Worker Annie Windholz stocks a milk cooler on Thursday, July 18, 2013, at the new Iwig Dairy Store at 622 N. Second Street in North Lawrence. The store opened July 13.

Bad news for Iwig Family Dairy fans. The dairy has suspended bottled milk sales because of an equipment breakdown it can’t afford to fix right away.

With the Tecumseh dairy’s boiler, the heat source for its operations, out of commission, Iwig can’t pasteurize milk or sterilize its glass bottles, owner Tim Iwig said.

However, even without their staple product, the Iwig stores at 622 N. Second St. in North Lawrence and at 724 SW Gage Blvd. in Topeka, will stay open, Iwig said. There’s ice cream in the freezer, as well as other local food products for sale.

The boiler “sang its last tune” late last week, Iwig said. “I’d been nursing it along for quite a while, and I could nurse it along no more.”

Iwig said the dairy had received several donations through its website, iloveiwig.com, and was trying to gather enough money to purchase a new boiler, or at least a used one. He said he’s hopeful he can have the equipment installed and be bottling again in a week.
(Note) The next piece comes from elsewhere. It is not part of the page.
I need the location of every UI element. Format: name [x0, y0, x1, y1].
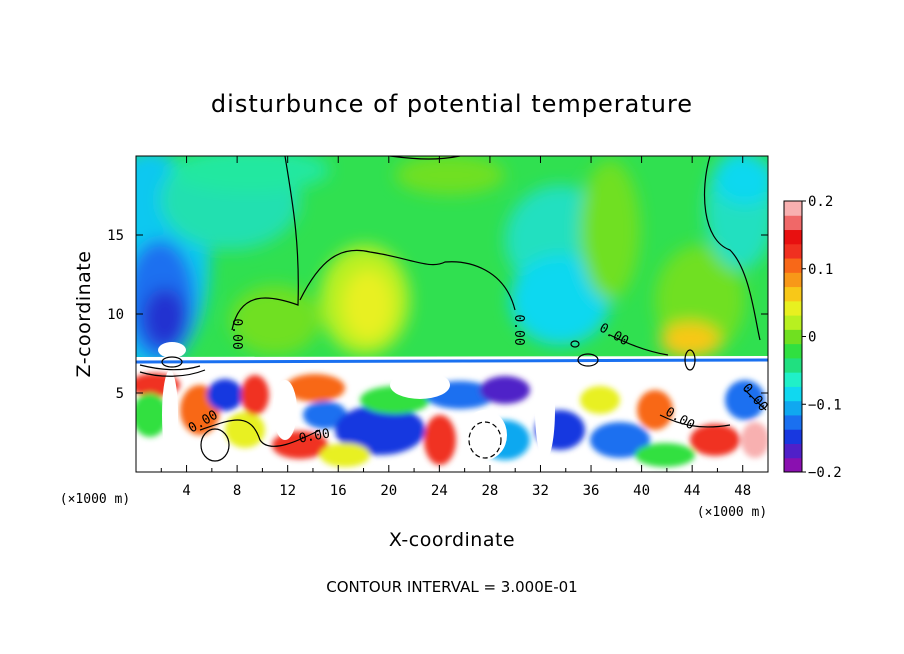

In the meantime, Iwig is selling his cows’ milk in bulk. It’s being trucked to Fayetteville, Ark. (he thinks), where it will be mixed with milk from other dairies, pasteurized, bottled or made into other dairy products and trucked out again to grocery stores — a typical large-operation process.

In its normal glass-bottled state, Iwig milk is raised, processed and bottled on site and sold in refundable glass bottles only at the dairy and its Topeka and Lawrence stores. It’s also vat-pasteurized, a rarely used low-temperature process proponents say is the next best thing to raw milk for taste and nutrition.

The multigeneration family dairy has been struggling financially for several years. Iwig continues to seek investors to reorganize the business and pay off debts.